Тейлор Мур и Диана Бейли специально для Нью-Йорк Таймс. 1 Авг. 1979.»

– Я даже не похож на тебя, – Луи разочаровано на меня посмотрел. – Они такое всегда пишут? – Они хотят снова, чтобы я был в центре внимания, – не хотел говорить ему это. – Меня даже не зовут Луи Стайлс, – цокнул. – А мы можем сказать им правду? – Надо подождать, так быстро все не делается. У них уже со стопроцентной вероятностью припасены статьи на неделю вперед. – Чертова клевета, – проговорил он, – такое даже читать никто не будет. – Луи, все это читают. Им интересно, что происходит в жизни других людей. – Посмотрим, что во второй, – Луи взял ее в руки. – Они нас сфотографировали! – он передал газету мне. – Да уж, – мы в магазине. Ничего удивительного. Конкретно всех я в лицо не помню, поэтому претензий предъявлять некому. Снимков было несколько, все они качественные. – Давай, – я вернул ему эту удивительную газету.
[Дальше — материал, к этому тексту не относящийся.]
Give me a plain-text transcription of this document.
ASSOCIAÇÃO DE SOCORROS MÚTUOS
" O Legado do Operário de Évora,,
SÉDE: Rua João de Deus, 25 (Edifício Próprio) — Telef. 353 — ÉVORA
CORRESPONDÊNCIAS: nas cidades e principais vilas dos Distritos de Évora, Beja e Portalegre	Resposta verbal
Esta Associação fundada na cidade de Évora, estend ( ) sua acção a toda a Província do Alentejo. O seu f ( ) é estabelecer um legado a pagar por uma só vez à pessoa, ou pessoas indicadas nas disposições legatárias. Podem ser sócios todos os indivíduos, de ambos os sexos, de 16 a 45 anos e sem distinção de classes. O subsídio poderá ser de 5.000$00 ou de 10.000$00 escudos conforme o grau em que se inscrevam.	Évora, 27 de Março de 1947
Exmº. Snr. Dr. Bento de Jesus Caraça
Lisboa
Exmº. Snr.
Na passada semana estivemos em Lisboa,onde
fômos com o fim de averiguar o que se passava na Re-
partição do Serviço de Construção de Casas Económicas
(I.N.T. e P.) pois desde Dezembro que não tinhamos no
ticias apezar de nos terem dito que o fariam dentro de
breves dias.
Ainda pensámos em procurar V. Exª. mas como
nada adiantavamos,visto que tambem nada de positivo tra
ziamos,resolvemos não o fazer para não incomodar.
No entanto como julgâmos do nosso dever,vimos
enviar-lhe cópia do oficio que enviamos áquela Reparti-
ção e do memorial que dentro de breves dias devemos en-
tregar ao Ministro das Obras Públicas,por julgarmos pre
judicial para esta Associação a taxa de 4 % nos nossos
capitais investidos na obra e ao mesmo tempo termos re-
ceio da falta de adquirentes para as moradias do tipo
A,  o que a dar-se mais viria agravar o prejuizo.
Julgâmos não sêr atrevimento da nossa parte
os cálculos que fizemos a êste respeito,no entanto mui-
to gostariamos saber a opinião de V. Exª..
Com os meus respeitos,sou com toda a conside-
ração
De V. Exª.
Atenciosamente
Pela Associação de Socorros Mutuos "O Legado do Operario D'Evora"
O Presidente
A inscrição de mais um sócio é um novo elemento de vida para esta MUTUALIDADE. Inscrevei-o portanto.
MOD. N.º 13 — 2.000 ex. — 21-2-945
«Гарри Стайлс с сыном. Эксклюзивные фото

Если вы ждали этот выпуск с нетерпением, только чтобы почитать статью о Луи – ранее неизвестном сыне Гарри Стайлса, то вот она, и я, специально для вас, подготовил несколько фотографий, по которым вы можете понять, насколько Стайлс младший является копией Стайлса старшего. (фото 1) Я заметил их в местном супермаркете, Гарри расщедрился мальчику на сладости. Вы только посмотрите (фото 2), Гарри самый настоящий любящий отец! Луи так повезло с ним! Ох, сколько бы из нас захотели быть детьми Гарри Стайлса? (у меня не хватало эмоций, я даже не знал, какие заядлые фанатики там работают) Тысячи, миллионы по всему миру. Тогда я понял восторг моей коллеги Дианы, мальчика действительно надо увидеть вживую, чтобы понять, насколько он прекрасен. Хотели бы мы узнать, что именно вытерпел Гарри, чтобы отсудить, нет, отвоевать своего сына у его матери. Но, к сожалению или к счастью, мы можем только поддержать его. Все мы знаем, что Гарри любит Францию и ездит туда еще со своего студенчества. Пока вы будете наслаждаться фотографиями (фото 3, 4, 5), мы будем держать вас в курсе!

Тейлор Мур специально для Нью-Йорк Таймс. 2 Авг. 1979.»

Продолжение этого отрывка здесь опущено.